- Written by Mark Savage
- BBC Music Correspondent
Two years after apologizing for her portrayal of autism in the music film, Sia revealed she had been diagnosed with the condition herself.
“I felt like for 45 years, I was like, ‘I gotta go put my human suit on,'” she said.
“And only in the last two years have I become completely myself.”
Sia, whose full name is Sia Furler, is best known as a singer-songwriter, with her hits including Chandelier, Titanium, and Cheap Thrills.
But in 2021, she turned to filmmaking with The Musical, a musical drama about a woman who becomes the sole caregiver to her half-sister, a non-verbal autistic teen.
She was widely criticized for casting neurotypical actress Maddie Ziegler – who appears in many of her music videos – in the lead role.
There was also outrage over a scene in which Ziggler’s character is seen being held in a controversial restraint face down during an episode of hyperstimulation.
The restraint can pose a risk of bodily harm and, in some extreme cases, death by suffocation.
At the time, Sia defended the film, saying it was based “entirely” on the experiences of an “atypical neurotic friend.”
However, after the film was nominated for two Golden Globe Awards in 2021, the singer issued a series of apologies on Twitter before deleting her account completely.
She stated at the time: “I plan to remove scenes of restraint from all future publications. I listened to the wrong people and it’s my responsibility, my research was clearly not exhaustive enough, not broad enough.”
It also promised to add a warning card to the film, saying it “in no way condones or recommends the use of restraint on people with autism.”
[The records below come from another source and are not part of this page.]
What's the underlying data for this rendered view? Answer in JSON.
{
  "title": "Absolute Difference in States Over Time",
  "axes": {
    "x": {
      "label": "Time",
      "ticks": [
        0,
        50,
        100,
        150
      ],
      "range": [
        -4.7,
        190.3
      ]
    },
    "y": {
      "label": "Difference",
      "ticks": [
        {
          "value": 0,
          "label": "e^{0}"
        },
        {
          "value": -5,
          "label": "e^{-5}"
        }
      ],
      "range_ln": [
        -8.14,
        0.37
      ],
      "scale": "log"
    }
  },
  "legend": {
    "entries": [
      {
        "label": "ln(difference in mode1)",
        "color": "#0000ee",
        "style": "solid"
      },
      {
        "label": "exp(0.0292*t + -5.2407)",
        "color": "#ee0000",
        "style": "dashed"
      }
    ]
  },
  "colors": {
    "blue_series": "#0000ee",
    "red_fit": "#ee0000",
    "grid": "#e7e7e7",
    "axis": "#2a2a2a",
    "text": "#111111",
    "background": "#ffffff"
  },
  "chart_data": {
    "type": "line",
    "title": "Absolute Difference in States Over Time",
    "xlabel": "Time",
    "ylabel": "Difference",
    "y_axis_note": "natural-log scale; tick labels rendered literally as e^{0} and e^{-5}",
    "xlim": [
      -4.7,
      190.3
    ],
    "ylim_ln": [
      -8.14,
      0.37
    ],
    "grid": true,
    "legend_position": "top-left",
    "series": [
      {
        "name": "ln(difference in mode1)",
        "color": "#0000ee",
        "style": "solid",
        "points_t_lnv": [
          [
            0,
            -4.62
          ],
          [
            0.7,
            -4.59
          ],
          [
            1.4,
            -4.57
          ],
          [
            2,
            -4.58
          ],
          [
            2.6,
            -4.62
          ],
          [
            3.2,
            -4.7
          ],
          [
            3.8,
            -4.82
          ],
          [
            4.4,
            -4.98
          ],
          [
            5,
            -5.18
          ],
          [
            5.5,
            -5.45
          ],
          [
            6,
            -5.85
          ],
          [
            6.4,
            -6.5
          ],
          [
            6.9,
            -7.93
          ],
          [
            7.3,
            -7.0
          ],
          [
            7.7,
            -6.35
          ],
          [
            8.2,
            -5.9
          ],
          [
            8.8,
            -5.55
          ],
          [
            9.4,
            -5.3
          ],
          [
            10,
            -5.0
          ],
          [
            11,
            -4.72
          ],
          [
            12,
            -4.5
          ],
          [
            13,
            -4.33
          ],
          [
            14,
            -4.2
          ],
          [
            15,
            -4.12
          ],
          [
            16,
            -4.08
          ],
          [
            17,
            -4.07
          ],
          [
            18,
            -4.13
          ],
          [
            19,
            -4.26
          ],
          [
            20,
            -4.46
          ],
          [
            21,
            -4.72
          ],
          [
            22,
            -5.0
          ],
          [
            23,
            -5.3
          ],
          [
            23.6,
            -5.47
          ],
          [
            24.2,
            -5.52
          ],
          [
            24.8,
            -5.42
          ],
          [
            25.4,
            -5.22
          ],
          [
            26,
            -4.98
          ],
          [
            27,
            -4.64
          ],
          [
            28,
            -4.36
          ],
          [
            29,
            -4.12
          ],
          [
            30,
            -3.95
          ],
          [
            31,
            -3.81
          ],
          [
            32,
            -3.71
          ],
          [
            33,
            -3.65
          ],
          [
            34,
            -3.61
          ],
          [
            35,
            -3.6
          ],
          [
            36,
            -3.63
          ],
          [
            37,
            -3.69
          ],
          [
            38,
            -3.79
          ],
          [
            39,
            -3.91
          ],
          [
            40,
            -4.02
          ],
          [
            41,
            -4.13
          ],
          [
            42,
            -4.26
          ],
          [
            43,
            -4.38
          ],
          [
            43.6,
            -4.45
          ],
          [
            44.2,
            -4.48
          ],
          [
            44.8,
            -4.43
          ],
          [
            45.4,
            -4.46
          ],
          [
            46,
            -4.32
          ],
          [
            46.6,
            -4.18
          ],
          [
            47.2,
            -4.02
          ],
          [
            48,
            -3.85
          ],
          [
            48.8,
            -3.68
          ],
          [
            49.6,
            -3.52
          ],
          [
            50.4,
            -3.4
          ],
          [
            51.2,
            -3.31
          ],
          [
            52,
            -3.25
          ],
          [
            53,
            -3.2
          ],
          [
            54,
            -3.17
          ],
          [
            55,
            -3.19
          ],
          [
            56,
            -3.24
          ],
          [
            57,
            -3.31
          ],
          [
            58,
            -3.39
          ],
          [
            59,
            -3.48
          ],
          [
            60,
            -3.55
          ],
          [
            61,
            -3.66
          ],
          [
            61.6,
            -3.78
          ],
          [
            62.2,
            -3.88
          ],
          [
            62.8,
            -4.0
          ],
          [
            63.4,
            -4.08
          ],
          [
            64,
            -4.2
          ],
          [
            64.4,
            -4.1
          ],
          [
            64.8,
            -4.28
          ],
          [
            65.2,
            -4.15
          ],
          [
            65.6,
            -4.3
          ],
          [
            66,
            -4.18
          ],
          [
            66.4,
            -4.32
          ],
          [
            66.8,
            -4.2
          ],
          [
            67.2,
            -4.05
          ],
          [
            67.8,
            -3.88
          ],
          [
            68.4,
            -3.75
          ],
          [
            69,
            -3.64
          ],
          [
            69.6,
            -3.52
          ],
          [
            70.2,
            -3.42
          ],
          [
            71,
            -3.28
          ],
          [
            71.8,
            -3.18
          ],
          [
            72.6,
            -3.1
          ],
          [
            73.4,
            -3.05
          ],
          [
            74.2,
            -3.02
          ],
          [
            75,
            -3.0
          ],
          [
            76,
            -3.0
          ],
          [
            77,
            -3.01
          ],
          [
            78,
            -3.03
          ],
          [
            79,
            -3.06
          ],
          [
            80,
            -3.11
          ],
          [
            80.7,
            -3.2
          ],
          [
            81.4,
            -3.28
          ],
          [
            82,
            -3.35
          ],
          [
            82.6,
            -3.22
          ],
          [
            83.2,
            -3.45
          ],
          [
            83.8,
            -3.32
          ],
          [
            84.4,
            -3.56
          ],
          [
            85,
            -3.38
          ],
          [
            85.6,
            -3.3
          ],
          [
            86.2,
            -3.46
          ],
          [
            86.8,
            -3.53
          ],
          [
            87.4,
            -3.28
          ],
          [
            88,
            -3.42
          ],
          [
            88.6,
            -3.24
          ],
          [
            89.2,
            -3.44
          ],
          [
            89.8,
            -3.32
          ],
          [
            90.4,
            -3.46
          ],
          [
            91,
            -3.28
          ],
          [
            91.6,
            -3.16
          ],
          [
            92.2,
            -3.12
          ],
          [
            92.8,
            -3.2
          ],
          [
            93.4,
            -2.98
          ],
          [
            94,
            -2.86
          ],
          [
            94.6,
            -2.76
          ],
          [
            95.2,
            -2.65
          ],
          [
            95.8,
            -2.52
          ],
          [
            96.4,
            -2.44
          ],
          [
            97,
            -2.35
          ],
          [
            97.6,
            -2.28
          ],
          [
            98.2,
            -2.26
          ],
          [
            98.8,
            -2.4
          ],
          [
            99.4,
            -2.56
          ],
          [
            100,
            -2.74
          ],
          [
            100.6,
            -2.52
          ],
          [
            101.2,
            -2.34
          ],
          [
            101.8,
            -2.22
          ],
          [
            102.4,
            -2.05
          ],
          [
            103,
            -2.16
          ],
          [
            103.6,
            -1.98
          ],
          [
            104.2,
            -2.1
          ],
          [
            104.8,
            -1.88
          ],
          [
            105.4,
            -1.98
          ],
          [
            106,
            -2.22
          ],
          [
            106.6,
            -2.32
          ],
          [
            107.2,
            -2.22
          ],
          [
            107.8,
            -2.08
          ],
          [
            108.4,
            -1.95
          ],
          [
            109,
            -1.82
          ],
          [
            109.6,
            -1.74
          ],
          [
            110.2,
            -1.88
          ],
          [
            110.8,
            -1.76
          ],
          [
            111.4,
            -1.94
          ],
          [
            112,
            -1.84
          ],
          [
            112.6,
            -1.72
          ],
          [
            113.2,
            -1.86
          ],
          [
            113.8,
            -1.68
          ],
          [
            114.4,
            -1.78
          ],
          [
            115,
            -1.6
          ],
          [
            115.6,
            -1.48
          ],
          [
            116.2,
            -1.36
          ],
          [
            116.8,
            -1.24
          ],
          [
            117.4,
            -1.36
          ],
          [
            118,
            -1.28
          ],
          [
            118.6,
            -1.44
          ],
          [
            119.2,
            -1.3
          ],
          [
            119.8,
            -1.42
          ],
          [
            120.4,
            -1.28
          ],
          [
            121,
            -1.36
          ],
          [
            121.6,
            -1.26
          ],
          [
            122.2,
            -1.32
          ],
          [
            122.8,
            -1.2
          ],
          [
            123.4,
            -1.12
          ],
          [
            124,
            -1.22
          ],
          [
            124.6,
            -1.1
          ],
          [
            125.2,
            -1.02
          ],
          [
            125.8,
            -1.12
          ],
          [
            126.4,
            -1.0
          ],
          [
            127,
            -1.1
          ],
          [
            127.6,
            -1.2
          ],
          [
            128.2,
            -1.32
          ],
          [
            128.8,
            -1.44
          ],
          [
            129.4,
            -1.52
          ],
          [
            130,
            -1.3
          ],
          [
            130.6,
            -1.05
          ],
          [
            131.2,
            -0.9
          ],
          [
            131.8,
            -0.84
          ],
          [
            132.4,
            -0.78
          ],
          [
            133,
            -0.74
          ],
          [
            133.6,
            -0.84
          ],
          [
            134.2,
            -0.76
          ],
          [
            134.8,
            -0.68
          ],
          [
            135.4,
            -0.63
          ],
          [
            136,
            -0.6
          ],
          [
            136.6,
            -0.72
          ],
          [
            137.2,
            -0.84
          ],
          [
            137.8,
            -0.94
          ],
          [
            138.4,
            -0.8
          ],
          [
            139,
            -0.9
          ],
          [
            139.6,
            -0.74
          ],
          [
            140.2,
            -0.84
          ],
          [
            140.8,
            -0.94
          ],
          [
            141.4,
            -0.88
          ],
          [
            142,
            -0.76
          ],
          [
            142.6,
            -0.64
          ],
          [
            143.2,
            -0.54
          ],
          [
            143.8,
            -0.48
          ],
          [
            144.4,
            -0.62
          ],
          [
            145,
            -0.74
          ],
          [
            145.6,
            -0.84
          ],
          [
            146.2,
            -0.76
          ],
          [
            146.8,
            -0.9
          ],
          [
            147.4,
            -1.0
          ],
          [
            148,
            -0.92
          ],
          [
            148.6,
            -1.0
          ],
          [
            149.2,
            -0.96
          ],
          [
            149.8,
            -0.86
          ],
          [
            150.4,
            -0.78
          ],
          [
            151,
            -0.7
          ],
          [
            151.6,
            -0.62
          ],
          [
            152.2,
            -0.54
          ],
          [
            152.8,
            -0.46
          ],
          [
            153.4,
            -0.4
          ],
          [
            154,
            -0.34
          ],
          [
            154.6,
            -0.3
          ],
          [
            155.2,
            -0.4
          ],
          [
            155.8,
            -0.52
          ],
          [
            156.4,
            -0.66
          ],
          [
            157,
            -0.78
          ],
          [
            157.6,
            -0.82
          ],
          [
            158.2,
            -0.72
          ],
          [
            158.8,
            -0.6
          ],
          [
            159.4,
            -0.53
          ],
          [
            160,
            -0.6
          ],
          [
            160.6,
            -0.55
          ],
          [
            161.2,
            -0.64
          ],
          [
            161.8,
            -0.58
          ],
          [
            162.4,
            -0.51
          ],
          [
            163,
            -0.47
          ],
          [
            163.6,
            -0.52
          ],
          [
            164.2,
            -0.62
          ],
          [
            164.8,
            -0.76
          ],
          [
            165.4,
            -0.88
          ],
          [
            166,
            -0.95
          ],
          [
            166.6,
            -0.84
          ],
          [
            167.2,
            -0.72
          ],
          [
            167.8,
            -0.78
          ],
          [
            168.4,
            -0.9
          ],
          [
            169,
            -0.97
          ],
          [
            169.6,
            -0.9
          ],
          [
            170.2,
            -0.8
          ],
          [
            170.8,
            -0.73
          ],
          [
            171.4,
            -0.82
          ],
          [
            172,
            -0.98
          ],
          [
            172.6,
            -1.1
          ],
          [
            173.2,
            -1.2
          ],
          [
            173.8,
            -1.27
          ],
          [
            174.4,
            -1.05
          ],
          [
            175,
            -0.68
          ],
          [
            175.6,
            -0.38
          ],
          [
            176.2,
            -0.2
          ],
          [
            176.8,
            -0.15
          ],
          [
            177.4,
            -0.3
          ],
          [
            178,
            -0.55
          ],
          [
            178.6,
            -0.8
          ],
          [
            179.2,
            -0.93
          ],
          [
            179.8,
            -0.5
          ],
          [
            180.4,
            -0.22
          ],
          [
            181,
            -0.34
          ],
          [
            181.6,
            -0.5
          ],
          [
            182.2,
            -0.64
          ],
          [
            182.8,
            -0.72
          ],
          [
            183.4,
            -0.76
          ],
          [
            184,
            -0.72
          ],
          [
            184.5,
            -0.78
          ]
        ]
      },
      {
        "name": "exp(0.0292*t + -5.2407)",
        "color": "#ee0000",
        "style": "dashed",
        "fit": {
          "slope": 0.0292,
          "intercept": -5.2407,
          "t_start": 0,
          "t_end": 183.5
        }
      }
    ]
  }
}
At the time, the Australian singer made no mention of being neurotypical. But in her vocal appearance, she said, “I’m alert, I’m in recovery — there’s a lot going on.”
The 47-year-old appeared on the podcast to congratulate Caroline Weiger, the runner-up in the final 44 series of Survivor.
She had previously called Wiger her “favorite player”, and offered the single mother $100,000 (£80,900) to help her through financial difficulties.
During her appearance on Survivor, Wiger’s quirky and unfiltered personality endeared her to many fans, some of whom asked if she was autistic.
She later replies that she is not on the spectrum, but has ADHD and is in recovery from addiction.
On the podcast, she congratulates Sia Wiger as someone who “didn’t put her human suit on. He just showed up and was willing to be rejected, to be weird.”
She added, “The jerk in me recognizes the flavor in you.”
The behavior you describe, of learning and practicing certain behaviors to “fit in” with the people around you, is consistent with the concept of autistic masking.
Psychologist Dr Emma Culvert previously described masking to the BBC as “things people do to hide or disguise aspects of their behavior that might look different to non-autistic individuals”.
Sia, a recovering alcoholic, also responded to Wiger’s own struggles with addiction and recovery.
“I think one of the greatest things is that no one can really know and love you when you are full of secrets and living in shame,” she said.
“And when we finally sit down in a room full of strangers and tell them our deepest, darkest, most shameful secrets, and everyone laughs with us, and we don’t feel like pieces of trash for the first time in our lives, and we feel seen, for the first time in our lives, for the real us—then we can start to come out to the world and act as human beings with hearts, and not pretend to be anything.”